フロントやラウンジの業務を担当。現場で受け取った、嬉しいお客様の言葉と姿勢
ホテルインターゲート東京 京橋の最前線で、お客様をお迎えする成とLAU。現在、二人はフロント業務やラウンジ業務を担っています。
成: フロントではチェックイン・アウト業務に加え、電話やメールでの問い合わせ対応のほか、お客様への観光案内やレストラン予約の手配も行います。

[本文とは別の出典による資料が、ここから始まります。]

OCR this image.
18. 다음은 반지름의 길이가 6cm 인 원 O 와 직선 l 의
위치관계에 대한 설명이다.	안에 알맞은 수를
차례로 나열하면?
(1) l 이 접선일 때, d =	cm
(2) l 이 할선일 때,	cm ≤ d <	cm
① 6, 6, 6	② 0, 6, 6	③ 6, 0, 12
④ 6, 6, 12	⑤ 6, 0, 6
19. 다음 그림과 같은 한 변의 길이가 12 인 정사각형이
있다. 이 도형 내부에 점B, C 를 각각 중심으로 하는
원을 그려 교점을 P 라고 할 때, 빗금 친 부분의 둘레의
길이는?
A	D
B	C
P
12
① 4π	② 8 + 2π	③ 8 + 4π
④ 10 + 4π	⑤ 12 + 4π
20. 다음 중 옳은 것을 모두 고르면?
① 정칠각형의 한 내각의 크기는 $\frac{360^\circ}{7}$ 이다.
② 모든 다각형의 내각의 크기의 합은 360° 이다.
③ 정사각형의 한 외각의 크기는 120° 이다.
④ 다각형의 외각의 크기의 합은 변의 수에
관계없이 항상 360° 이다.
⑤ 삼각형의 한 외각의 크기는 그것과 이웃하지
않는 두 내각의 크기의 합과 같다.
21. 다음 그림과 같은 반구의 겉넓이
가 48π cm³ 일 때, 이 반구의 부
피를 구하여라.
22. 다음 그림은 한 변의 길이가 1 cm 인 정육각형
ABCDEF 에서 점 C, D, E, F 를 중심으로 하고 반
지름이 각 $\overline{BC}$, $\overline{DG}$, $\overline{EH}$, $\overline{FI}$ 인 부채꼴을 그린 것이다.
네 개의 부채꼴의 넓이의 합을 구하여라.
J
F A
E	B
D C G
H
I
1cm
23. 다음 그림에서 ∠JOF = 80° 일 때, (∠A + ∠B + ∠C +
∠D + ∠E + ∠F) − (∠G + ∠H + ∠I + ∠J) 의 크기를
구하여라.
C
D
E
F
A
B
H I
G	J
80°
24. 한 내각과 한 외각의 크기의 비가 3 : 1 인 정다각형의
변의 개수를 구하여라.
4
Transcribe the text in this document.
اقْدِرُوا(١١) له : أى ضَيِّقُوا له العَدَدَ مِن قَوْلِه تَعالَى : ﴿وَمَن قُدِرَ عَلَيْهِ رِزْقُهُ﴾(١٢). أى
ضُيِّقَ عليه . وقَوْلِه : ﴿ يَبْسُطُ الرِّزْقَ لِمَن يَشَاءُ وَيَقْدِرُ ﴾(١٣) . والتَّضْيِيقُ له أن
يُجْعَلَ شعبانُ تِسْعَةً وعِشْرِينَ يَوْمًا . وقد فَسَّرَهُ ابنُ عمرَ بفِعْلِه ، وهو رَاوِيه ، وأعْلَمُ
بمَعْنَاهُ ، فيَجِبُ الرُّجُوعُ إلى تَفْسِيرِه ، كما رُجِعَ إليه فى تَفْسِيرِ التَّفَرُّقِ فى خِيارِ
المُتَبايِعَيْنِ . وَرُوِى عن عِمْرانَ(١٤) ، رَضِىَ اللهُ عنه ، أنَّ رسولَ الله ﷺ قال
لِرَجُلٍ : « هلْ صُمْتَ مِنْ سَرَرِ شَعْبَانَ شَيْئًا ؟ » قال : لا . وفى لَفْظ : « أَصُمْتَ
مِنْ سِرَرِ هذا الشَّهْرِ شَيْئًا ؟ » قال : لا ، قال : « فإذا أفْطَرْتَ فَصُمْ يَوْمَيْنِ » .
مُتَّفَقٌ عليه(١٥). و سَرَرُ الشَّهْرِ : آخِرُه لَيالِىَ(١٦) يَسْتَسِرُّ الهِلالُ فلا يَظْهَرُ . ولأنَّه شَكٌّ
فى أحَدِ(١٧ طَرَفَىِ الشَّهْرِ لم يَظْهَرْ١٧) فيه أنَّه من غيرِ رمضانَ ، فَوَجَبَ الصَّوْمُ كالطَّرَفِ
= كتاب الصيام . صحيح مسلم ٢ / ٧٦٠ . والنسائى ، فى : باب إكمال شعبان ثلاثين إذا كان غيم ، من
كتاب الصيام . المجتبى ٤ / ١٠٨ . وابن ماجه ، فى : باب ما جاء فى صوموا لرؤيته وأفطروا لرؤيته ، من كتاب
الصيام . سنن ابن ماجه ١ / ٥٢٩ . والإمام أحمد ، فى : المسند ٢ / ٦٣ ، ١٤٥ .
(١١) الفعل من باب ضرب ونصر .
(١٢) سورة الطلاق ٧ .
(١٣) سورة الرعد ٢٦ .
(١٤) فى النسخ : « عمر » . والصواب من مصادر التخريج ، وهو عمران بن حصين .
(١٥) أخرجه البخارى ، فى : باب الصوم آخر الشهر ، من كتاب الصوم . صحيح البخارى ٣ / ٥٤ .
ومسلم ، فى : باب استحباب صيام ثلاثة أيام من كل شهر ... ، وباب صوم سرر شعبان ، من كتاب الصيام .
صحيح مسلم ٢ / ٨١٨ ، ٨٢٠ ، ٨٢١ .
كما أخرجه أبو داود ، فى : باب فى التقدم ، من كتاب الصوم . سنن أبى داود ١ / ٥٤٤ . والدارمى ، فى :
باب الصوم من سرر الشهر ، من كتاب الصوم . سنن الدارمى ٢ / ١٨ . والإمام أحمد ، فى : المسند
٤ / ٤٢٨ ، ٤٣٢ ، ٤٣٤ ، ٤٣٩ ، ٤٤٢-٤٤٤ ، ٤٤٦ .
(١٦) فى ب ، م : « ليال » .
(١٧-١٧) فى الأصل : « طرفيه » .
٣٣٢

一方ラウンジでは、朝食や宿泊者専用サービスの準備・片付けを担当します。ホテルの「顔」であるフロントと、「くつろぎ」を提供するラウンジ、その両方でお客様をサポートできる点にとても魅力を感じています。
LAU:私たちの役割は、お客様が安心して滞在し、旅の思い出がより良くなるようサポートすることです。お客様のご希望を伺って観光地やレストランを紹介したり、そこへの行き方を案内したりといった、コンシェルジュのような業務も行います。
私は来日前から日本が好きで、年に数回は訪れていました。旅行者としての経験があるからこそ、お客様がどんな場所に興味を持ち、どんなポイントで困りやすいのかがよくわかります。この経験が、今の接客の土台になっています。
所属するチームは現在、約15名体制。「アットホームさ」が特徴だと二人は口を揃えます。
成:新入社員や他の事業所から異動してきたキャストも加わりましたが、比較的若いメンバーが多く、仕事の話だけでなく生活面の会話もできるような話しやすい環境です。
LAU:同感です。遠慮なく「わからないことがあったら聞いて」と言い合える、心理的にもリラックスした雰囲気がありますね。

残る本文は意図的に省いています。